Vidas Partidas_crédito Gianne Carvalho (34)
O silêncio depois da agressão: a cena da cristaleira, a primeira grande agressão de Raul, é uma das mais impactantes 
Estou curiosa para saber como foi ter tido tantas contribuições masculinas nesse projeto, ainda mais depois que a atriz e produtora me conta que se prepara para um empreitada 100% feita por mulheres: “Gosto que o filme também tenha essa visão masculina. Entendo que estamos num momento do ativismo feminista em que não queremos diminuir os homens, em que reconhecemos seu valor e não queremos ser mais que eles, apenas queremos o mesmo espaço, e qualidade humana acima da questão de gênero.” Ainda assim, provoco-a, lembrando que Domingos Montagner, no material distribuído à imprensa, adota um tom meio chapa branca, defendendo que “antes de ser um discurso feminista ou machista, (o filme) aborda o assunto de uma maneira muito mais complexa.
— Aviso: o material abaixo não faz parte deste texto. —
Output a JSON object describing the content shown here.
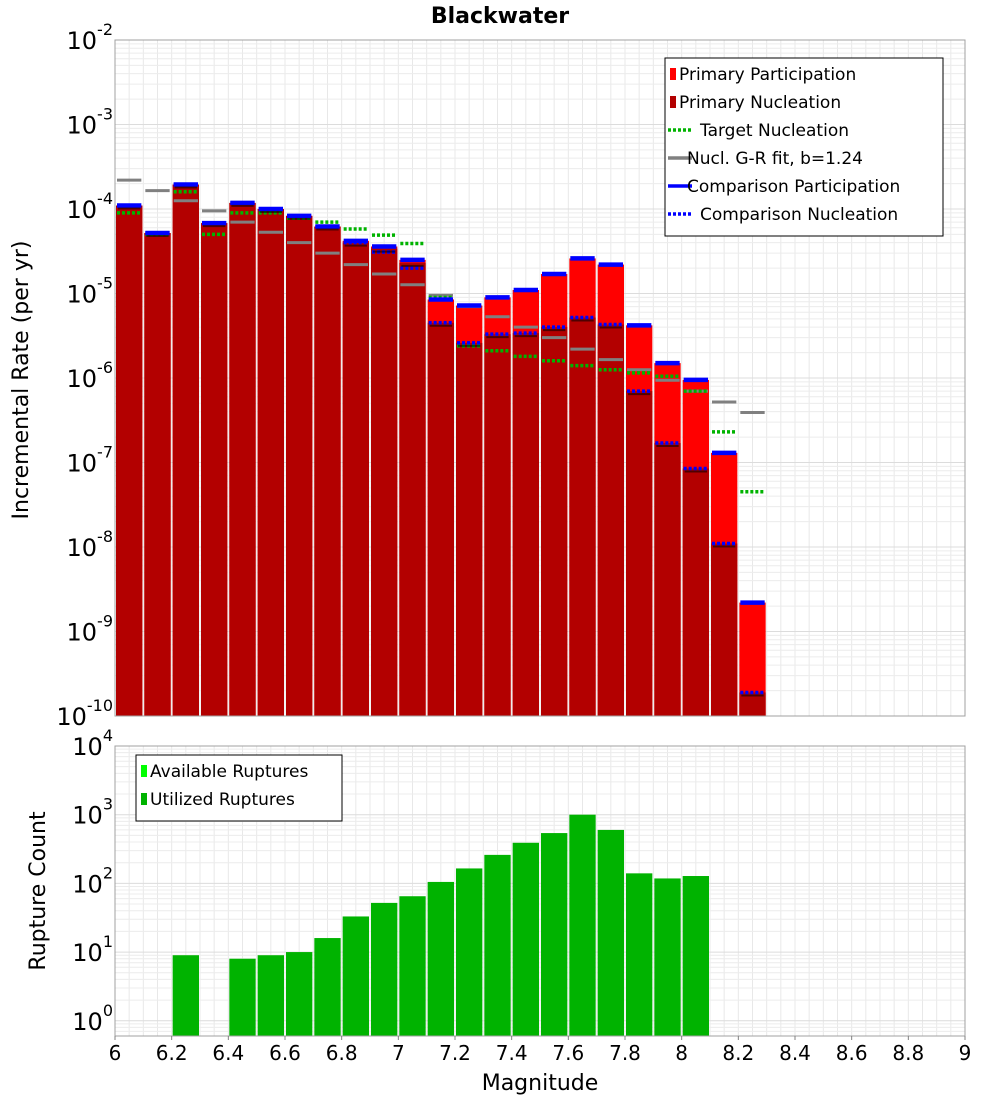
{
  "chart_data": [
    {
      "type": "bar",
      "title": "Blackwater",
      "ylabel": "Incremental Rate (per yr)",
      "xlabel": "",
      "xlim": [
        6,
        9
      ],
      "ylim": [
        1e-10,
        0.01
      ],
      "yscale": "log",
      "bin_width": 0.1,
      "grid": true,
      "legend_position": "top-right",
      "x": [
        6.05,
        6.15,
        6.25,
        6.35,
        6.45,
        6.55,
        6.65,
        6.75,
        6.85,
        6.95,
        7.05,
        7.15,
        7.25,
        7.35,
        7.45,
        7.55,
        7.65,
        7.75,
        7.85,
        7.95,
        8.05,
        8.15,
        8.25
      ],
      "series": [
        {
          "name": "Primary Participation",
          "style": "bar",
          "color": "#ff0000",
          "values": [
            0.00011,
            5.2e-05,
            0.000195,
            6.8e-05,
            0.000118,
            0.0001,
            8.3e-05,
            6.2e-05,
            4.2e-05,
            3.6e-05,
            2.5e-05,
            8.5e-06,
            7.2e-06,
            9e-06,
            1.1e-05,
            1.7e-05,
            2.6e-05,
            2.2e-05,
            4.2e-06,
            1.5e-06,
            9.5e-07,
            1.3e-07,
            2.2e-09
          ]
        },
        {
          "name": "Primary Nucleation",
          "style": "bar",
          "color": "#b30000",
          "values": [
            0.00011,
            5.2e-05,
            0.000195,
            6.8e-05,
            0.000118,
            0.0001,
            8.3e-05,
            6.2e-05,
            4e-05,
            3.4e-05,
            2.3e-05,
            4.5e-06,
            2.6e-06,
            3.3e-06,
            3.4e-06,
            4e-06,
            5.2e-06,
            4.3e-06,
            7e-07,
            1.7e-07,
            8.5e-08,
            1.1e-08,
            1.9e-10
          ]
        },
        {
          "name": "Target Nucleation",
          "style": "dotted",
          "color": "#00b300",
          "values": [
            9e-05,
            5e-05,
            0.00016,
            5e-05,
            9e-05,
            9e-05,
            7.8e-05,
            7e-05,
            5.8e-05,
            4.9e-05,
            3.9e-05,
            9e-06,
            2.4e-06,
            2.1e-06,
            1.8e-06,
            1.6e-06,
            1.4e-06,
            1.25e-06,
            1.15e-06,
            1.05e-06,
            7e-07,
            2.3e-07,
            4.5e-08
          ]
        },
        {
          "name": "Nucl. G-R fit, b=1.24",
          "style": "solid",
          "color": "#808080",
          "values": [
            0.00022,
            0.000165,
            0.000125,
            9.5e-05,
            7e-05,
            5.3e-05,
            4e-05,
            3e-05,
            2.2e-05,
            1.7e-05,
            1.27e-05,
            9.5e-06,
            7e-06,
            5.3e-06,
            4e-06,
            3e-06,
            2.2e-06,
            1.65e-06,
            1.25e-06,
            9.4e-07,
            7e-07,
            5.2e-07,
            3.9e-07
          ]
        },
        {
          "name": "Comparison Participation",
          "style": "solid",
          "color": "#0000ff",
          "values": [
            0.00011,
            5.2e-05,
            0.000195,
            6.8e-05,
            0.000118,
            0.0001,
            8.3e-05,
            6.2e-05,
            4.2e-05,
            3.6e-05,
            2.5e-05,
            8.5e-06,
            7.2e-06,
            9e-06,
            1.1e-05,
            1.7e-05,
            2.6e-05,
            2.2e-05,
            4.2e-06,
            1.5e-06,
            9.5e-07,
            1.3e-07,
            2.2e-09
          ]
        },
        {
          "name": "Comparison Nucleation",
          "style": "dotted",
          "color": "#0000ff",
          "values": [
            0.00011,
            5.2e-05,
            0.000195,
            6.8e-05,
            0.000118,
            0.0001,
            8.3e-05,
            6.2e-05,
            4e-05,
            3.1e-05,
            2e-05,
            4.5e-06,
            2.6e-06,
            3.3e-06,
            3.4e-06,
            4e-06,
            5.2e-06,
            4.3e-06,
            7e-07,
            1.7e-07,
            8.5e-08,
            1.1e-08,
            1.9e-10
          ]
        }
      ],
      "y_ticks": [
        {
          "base": "10",
          "exp": "-10",
          "value": 1e-10
        },
        {
          "base": "10",
          "exp": "-9",
          "value": 1e-09
        },
        {
          "base": "10",
          "exp": "-8",
          "value": 1e-08
        },
        {
          "base": "10",
          "exp": "-7",
          "value": 1e-07
        },
        {
          "base": "10",
          "exp": "-6",
          "value": 1e-06
        },
        {
          "base": "10",
          "exp": "-5",
          "value": 1e-05
        },
        {
          "base": "10",
          "exp": "-4",
          "value": 0.0001
        },
        {
          "base": "10",
          "exp": "-3",
          "value": 0.001
        },
        {
          "base": "10",
          "exp": "-2",
          "value": 0.01
        }
      ]
    },
    {
      "type": "bar",
      "title": "",
      "ylabel": "Rupture Count",
      "xlabel": "Magnitude",
      "xlim": [
        6,
        9
      ],
      "ylim": [
        0.6,
        10000
      ],
      "yscale": "log",
      "bin_width": 0.1,
      "grid": true,
      "legend_position": "top-left",
      "x": [
        6.25,
        6.45,
        6.55,
        6.65,
        6.75,
        6.85,
        6.95,
        7.05,
        7.15,
        7.25,
        7.35,
        7.45,
        7.55,
        7.65,
        7.75,
        7.85,
        7.95,
        8.05
      ],
      "series": [
        {
          "name": "Available Ruptures",
          "style": "bar",
          "color": "#00ff00",
          "values": [
            9,
            8,
            9,
            10,
            16,
            33,
            52,
            65,
            105,
            165,
            260,
            390,
            540,
            1000,
            600,
            140,
            118,
            128
          ]
        },
        {
          "name": "Utilized Ruptures",
          "style": "bar",
          "color": "#00b300",
          "values": [
            9,
            8,
            9,
            10,
            16,
            33,
            52,
            65,
            105,
            165,
            260,
            390,
            540,
            1000,
            600,
            140,
            118,
            128
          ]
        }
      ],
      "x_ticks": [
        "6",
        "6.2",
        "6.4",
        "6.6",
        "6.8",
        "7",
        "7.2",
        "7.4",
        "7.6",
        "7.8",
        "8",
        "8.2",
        "8.4",
        "8.6",
        "8.8",
        "9"
      ],
      "y_ticks": [
        {
          "base": "10",
          "exp": "0",
          "value": 1
        },
        {
          "base": "10",
          "exp": "1",
          "value": 10
        },
        {
          "base": "10",
          "exp": "2",
          "value": 100
        },
        {
          "base": "10",
          "exp": "3",
          "value": 1000
        },
        {
          "base": "10",
          "exp": "4",
          "value": 10000
        }
      ]
    }
  ]
}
Fala da violência que existe nas relações”. Naura não se esquiva e responde bem-humorada que brigou um pouco, sim, com os homens do projeto, por ainda demonstrarem resistência para assumir a sua própria porção de machismo. Nada de novo no ‘front’. A atriz, que também atuou como apresentadora num grande canal de TV, já foi demitida para que um homem entrasse no seu lugar. Escutou que “ele passaria mais seriedade”. Virginiana pé no chão, criou duas filhas dizendo que sua liberdade estaria relacionada ao dinheiro que produzissem. Hoje, uma delas é empreendedora. “Tive quatro casamentos e saí deles, bem como entrei quando quis. Preciso me sentir inteira numa relação”, confessa. Filha de uma taurina que trabalhava escondido do marido, revelou que, nos bastidores, a mãe conseguiu montar uma fábrica de bordados para cama, mesa e banho, negócio que seu pai veio a administrar mais tarde. Depois de uma hora de barra pesada, recheada por muitos casos devastadores de violência contra esposas e filhas narrados pela atriz, a entrevista termina com uma mensagem otimista sobre a possibilidade de homem e mulher se darem as mãos e serem parceiros em vez de inimigos que se escondem atrás de supostas paixões.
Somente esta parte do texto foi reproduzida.